Twitter e Google dizem ao STF que ordens contra apoiadores do governo são desproporcionais

O Google, responsável pelo YouTube, e o Twitter afirmaram ao Supremo Tribunal Federal que as ordens do ministro Alexandre de Moraes para a retirada de perfis de apoiadores do governo do governo são “desproporcionais".

Twitter e Google dizem ao STF que ordens contra apoiadores do governo são desproporcionais Foto: YouTube

Twitter e Google dizem ao STF que ordens contra apoiadores do governo são desproporcionais

Política Por: Alexandre Branco - 22/09/2021

Em documentos encaminhados ao Supremo Tribunal Federal (STF), o Google, responsável pelo YouTube, e o Twitter afirmaram ao Supremo Tribunal Federal que as ordens do ministro Alexandre de Moraes para a retirada de perfis de apoiadores do governo do ar são “desproporcionais e podem configurar censura prévia”. A informação é do portal O TEMPO.

As plataformas se manifestaram no inquérito aberto a pedido da Procuradoria-Geral da República para investigar apoiadores do presidente Jair Bolsonaro, entre eles o cantor Sérgio Reis, envolvidos na organização das manifestações do 7 de setembro. Alexandre de Moraes ordenou às vésperas do ato de 7 de setembro o bloqueio pelo Instagram, Youtube, Facebook e Twitter de páginas de apoiadores envolvidos na organização e convocação dos protestos.

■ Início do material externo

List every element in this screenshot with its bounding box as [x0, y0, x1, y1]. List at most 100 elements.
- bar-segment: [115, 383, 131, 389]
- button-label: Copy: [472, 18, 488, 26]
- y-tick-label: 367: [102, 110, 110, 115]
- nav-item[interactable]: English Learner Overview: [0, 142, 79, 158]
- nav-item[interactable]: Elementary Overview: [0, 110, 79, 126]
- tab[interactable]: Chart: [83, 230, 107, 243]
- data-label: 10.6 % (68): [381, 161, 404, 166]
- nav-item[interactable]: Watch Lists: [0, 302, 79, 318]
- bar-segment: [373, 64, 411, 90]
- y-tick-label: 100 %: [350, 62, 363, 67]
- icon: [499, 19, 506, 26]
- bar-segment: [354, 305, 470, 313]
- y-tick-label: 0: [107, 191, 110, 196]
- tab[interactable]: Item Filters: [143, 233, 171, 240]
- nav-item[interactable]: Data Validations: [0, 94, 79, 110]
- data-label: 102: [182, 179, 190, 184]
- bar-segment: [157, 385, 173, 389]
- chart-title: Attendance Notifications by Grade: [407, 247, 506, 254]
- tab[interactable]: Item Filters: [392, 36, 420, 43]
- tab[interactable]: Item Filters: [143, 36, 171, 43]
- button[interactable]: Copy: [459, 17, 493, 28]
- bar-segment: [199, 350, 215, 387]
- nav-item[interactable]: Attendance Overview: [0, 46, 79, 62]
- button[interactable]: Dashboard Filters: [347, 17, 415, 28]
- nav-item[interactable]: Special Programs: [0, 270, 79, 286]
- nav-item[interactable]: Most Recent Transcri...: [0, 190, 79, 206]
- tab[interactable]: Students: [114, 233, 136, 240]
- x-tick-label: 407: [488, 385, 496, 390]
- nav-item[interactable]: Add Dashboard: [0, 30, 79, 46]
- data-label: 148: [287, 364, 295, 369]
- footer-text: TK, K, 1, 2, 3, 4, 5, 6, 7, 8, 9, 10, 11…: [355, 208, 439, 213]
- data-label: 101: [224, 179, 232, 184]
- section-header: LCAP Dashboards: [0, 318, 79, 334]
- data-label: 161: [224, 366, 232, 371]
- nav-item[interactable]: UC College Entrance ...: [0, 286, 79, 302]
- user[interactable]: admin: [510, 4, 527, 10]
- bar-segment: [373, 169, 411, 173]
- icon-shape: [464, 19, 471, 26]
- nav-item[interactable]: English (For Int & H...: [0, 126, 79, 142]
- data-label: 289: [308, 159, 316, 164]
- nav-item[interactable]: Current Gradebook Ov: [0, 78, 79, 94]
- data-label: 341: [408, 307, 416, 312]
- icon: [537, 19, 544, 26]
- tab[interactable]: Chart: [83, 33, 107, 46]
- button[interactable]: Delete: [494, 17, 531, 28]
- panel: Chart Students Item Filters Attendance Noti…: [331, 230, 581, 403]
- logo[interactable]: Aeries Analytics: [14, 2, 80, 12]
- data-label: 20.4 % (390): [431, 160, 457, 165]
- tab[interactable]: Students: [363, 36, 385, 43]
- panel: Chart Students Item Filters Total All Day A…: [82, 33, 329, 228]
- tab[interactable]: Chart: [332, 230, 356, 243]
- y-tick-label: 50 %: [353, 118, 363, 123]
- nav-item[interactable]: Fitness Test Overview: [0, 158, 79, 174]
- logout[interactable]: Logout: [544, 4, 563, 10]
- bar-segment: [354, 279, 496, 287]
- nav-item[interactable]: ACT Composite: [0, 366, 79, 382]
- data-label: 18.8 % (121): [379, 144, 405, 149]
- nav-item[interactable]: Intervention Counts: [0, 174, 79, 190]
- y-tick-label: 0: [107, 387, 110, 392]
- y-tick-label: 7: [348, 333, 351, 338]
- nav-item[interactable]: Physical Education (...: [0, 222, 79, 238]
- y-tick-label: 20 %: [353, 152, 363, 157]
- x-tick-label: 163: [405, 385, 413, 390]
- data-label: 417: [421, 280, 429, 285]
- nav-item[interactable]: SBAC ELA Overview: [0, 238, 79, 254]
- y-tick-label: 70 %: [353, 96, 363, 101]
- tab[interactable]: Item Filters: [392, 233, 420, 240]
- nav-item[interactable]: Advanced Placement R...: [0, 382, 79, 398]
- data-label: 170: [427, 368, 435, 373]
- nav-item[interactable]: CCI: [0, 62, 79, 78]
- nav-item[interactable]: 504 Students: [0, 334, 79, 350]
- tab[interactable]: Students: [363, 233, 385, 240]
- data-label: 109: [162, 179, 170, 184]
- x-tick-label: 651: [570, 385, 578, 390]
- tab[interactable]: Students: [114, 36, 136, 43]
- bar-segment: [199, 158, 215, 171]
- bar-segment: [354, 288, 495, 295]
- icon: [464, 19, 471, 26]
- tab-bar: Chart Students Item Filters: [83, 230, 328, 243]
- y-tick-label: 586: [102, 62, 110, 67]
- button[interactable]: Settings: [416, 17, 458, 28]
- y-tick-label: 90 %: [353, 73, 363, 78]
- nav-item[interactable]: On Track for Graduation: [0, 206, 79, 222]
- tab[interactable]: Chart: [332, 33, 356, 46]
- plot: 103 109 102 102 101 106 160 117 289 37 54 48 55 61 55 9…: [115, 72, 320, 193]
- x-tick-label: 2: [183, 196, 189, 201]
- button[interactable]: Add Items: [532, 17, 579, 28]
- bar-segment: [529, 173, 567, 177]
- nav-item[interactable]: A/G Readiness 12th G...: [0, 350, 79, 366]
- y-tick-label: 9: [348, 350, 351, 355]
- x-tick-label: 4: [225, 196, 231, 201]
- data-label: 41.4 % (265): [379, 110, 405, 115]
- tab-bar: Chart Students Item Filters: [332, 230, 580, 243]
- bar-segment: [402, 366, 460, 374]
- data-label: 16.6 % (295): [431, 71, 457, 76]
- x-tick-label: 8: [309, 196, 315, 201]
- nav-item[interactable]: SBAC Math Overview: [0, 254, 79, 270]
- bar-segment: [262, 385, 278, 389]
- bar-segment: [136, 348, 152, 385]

Um dos alvos foi o deputado Otoni de Paula (PSC-RJ) cuja conta no Twitter foi bloqueada.

Segundo O PORTAL, em manifestação encaminhada ao STF, o Twitter cita o Marco Civil ao argumentar que seria necessário que a ordem de Moraes indicasse de forma clara e especifica qual é o conteúdo ilícito veiculado pelo perfil em vez de pedir o bloqueio global da página.

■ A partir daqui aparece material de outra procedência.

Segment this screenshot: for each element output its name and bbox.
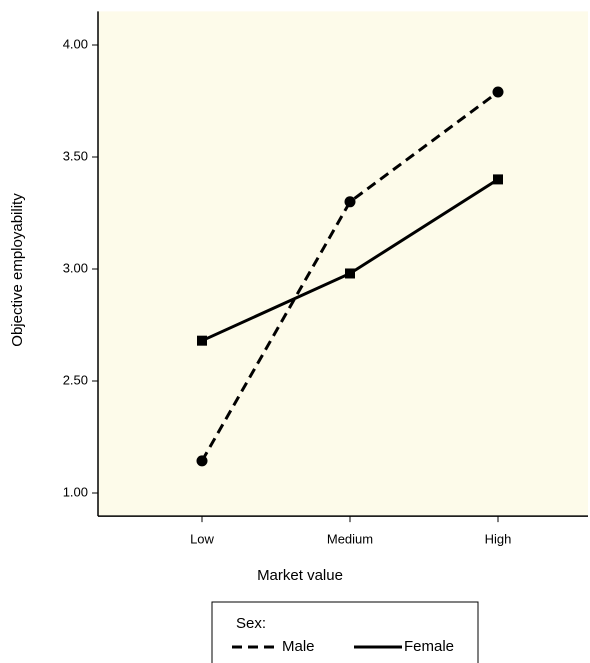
y-tick-label: 3.00	[63, 260, 88, 275]
y-axis-label: Objective employability	[9, 193, 26, 347]
marker	[197, 335, 207, 346]
plot-background	[98, 11, 588, 517]
legend-box	[211, 601, 479, 663]
marker	[344, 196, 356, 208]
y-tick-label: 4.00	[63, 36, 88, 51]
y-tick-label: 1.00	[63, 484, 88, 499]
legend-title: Sex:	[236, 615, 266, 632]
y-tick-label: 2.50	[63, 372, 88, 387]
x-tick-label: Medium	[327, 532, 373, 547]
x-axis-label: Market value	[257, 567, 343, 584]
marker	[492, 86, 504, 98]
legend-label: Female	[404, 638, 454, 655]
marker	[493, 174, 503, 185]
x-tick-label: High	[485, 532, 512, 547]
y-tick-label: 3.50	[63, 148, 88, 163]
series-line	[200, 90, 499, 462]
legend-label: Male	[282, 638, 315, 655]
marker	[345, 268, 355, 279]
marker	[196, 455, 208, 467]
x-tick-label: Low	[190, 532, 214, 547]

“A falta desse apontamento mostraria a desproporcionalidade da decisão de Alexandre de Moraes em bloquear integralmente a página do deputado e pode configurar censura prévia”, diz a plataforma.

“Embora as operadoras do Twitter tenham dado cumprimento à ordem de bloqueio da conta indicada por vossa excelência, o Twitter Brasil respeitosamente entende que a medida pode se mostrar, data máxima venia, desproporcional, podendo configurar-se inclusive como exemplo de censura prévia”, disse a plataforma.

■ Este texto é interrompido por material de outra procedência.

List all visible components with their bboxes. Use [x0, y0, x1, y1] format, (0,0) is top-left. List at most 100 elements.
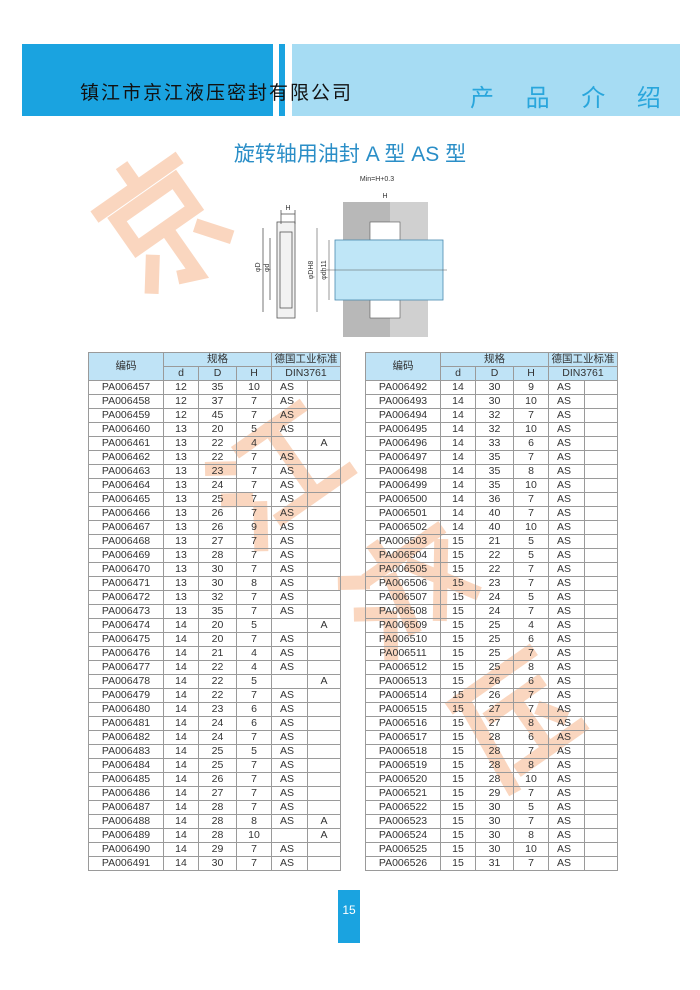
cell-H: 7 [513, 646, 549, 661]
cell-as: AS [271, 450, 308, 465]
cell-d: 14 [440, 506, 476, 521]
cell-H: 5 [513, 590, 549, 605]
cell-d: 14 [163, 828, 199, 843]
cell-as: AS [548, 674, 585, 689]
cell-code: PA006521 [365, 786, 441, 801]
cell-d: 15 [440, 688, 476, 703]
cell-D: 28 [198, 828, 237, 843]
table-row: PA006460 13 20 5 AS [88, 422, 341, 437]
cell-a [584, 618, 618, 633]
header-d: d [163, 366, 199, 381]
cell-D: 22 [198, 688, 237, 703]
cell-code: PA006522 [365, 800, 441, 815]
header-spec: 规格 [440, 352, 549, 367]
cell-H: 7 [513, 604, 549, 619]
cell-as: AS [548, 786, 585, 801]
table-row: PA006478 14 22 5 A [88, 674, 341, 689]
cell-code: PA006484 [88, 758, 164, 773]
cell-H: 7 [236, 786, 272, 801]
cell-d: 14 [440, 478, 476, 493]
table-row: PA006495 14 32 10 AS [365, 422, 618, 437]
cell-a [584, 520, 618, 535]
cell-d: 15 [440, 646, 476, 661]
cell-code: PA006506 [365, 576, 441, 591]
cell-a [584, 408, 618, 423]
table-row: PA006503 15 21 5 AS [365, 534, 618, 549]
cell-code: PA006481 [88, 716, 164, 731]
cell-D: 25 [198, 744, 237, 759]
cell-a [307, 408, 341, 423]
cell-a [584, 744, 618, 759]
cell-as: AS [271, 562, 308, 577]
cell-d: 15 [440, 548, 476, 563]
cell-as: AS [548, 478, 585, 493]
cell-d: 14 [163, 856, 199, 871]
cell-as: AS [548, 660, 585, 675]
cell-H: 7 [236, 534, 272, 549]
cell-d: 14 [163, 646, 199, 661]
table-row: PA006463 13 23 7 AS [88, 464, 341, 479]
table-row: PA006500 14 36 7 AS [365, 492, 618, 507]
cell-D: 26 [475, 688, 514, 703]
cell-H: 10 [236, 380, 272, 395]
table-row: PA006480 14 23 6 AS [88, 702, 341, 717]
label-min: Min=H+0.3 [360, 176, 394, 183]
cell-a [584, 436, 618, 451]
cell-D: 30 [475, 842, 514, 857]
cell-D: 22 [198, 436, 237, 451]
table-row: PA006482 14 24 7 AS [88, 730, 341, 745]
header-band-light [292, 44, 680, 116]
cell-as: AS [271, 380, 308, 395]
table-row: PA006467 13 26 9 AS [88, 520, 341, 535]
cell-a [307, 716, 341, 731]
table-row: PA006493 14 30 10 AS [365, 394, 618, 409]
cell-d: 13 [163, 576, 199, 591]
cell-D: 27 [198, 534, 237, 549]
cell-H: 7 [513, 786, 549, 801]
spec-table-right: 编码 规格 德国工业标准 d D H DIN3761 PA006492 14 30 9 AS PA006… [365, 352, 618, 871]
table-row: PA006498 14 35 8 AS [365, 464, 618, 479]
cell-d: 15 [440, 716, 476, 731]
cell-as: AS [548, 436, 585, 451]
table-row: PA006473 13 35 7 AS [88, 604, 341, 619]
cell-as: AS [271, 646, 308, 661]
cell-as: AS [548, 716, 585, 731]
cell-code: PA006515 [365, 702, 441, 717]
cell-H: 7 [513, 506, 549, 521]
cell-d: 13 [163, 478, 199, 493]
cell-d: 15 [440, 772, 476, 787]
cell-D: 22 [198, 660, 237, 675]
cell-a [307, 576, 341, 591]
cell-as [271, 674, 308, 689]
cell-a [584, 562, 618, 577]
cell-D: 27 [475, 702, 514, 717]
cell-H: 7 [236, 688, 272, 703]
header-din: DIN3761 [548, 366, 618, 381]
cell-H: 7 [513, 856, 549, 871]
cell-a [307, 450, 341, 465]
cell-D: 26 [198, 520, 237, 535]
cell-d: 13 [163, 506, 199, 521]
cell-as: AS [271, 408, 308, 423]
table-row: PA006521 15 29 7 AS [365, 786, 618, 801]
cell-a [307, 842, 341, 857]
cell-D: 40 [475, 506, 514, 521]
cell-H: 5 [513, 548, 549, 563]
cell-a [307, 422, 341, 437]
cell-code: PA006507 [365, 590, 441, 605]
cell-as: AS [548, 534, 585, 549]
cell-d: 15 [440, 842, 476, 857]
cell-d: 15 [440, 856, 476, 871]
cell-as: AS [548, 856, 585, 871]
cell-D: 22 [475, 562, 514, 577]
cell-d: 15 [440, 702, 476, 717]
cell-a [307, 604, 341, 619]
cell-a [584, 842, 618, 857]
cell-d: 15 [440, 632, 476, 647]
cell-as: AS [271, 688, 308, 703]
cell-d: 14 [163, 618, 199, 633]
cell-a [307, 492, 341, 507]
cell-H: 7 [236, 772, 272, 787]
cell-a [307, 632, 341, 647]
cell-as: AS [548, 562, 585, 577]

O Google, responsável pelo YouTube, também citou o Marco Civil da Internet ao argumentar que a decisão de Alexandre de Moraes não atende a dois pontos da legislação. O primeiro seria por ser genérica e pedir o bloqueio de toda a página em sua plataforma sem apontar qual conteúdo especificamente é ilegal. “Ainda que o objetivo seja impedir eventuais incitações criminosas que poderiam vir a ocorrer, seria necessário apontar a ilicitude que justificaria a remoção de conteúdos ja existentes”, defende a plataforma.

O segundo ponto, diz o Google, “é que ao transferir para a Procuradoria-Geral da República e para a Polícia Federal a prerrogativa para que determinem o que deveria ser removido, Alexandre de Moraes deixa de atender o dispositivo que exige a prévia apreciação do Poder Judiciário quanto à ilicitude do conteúdo”.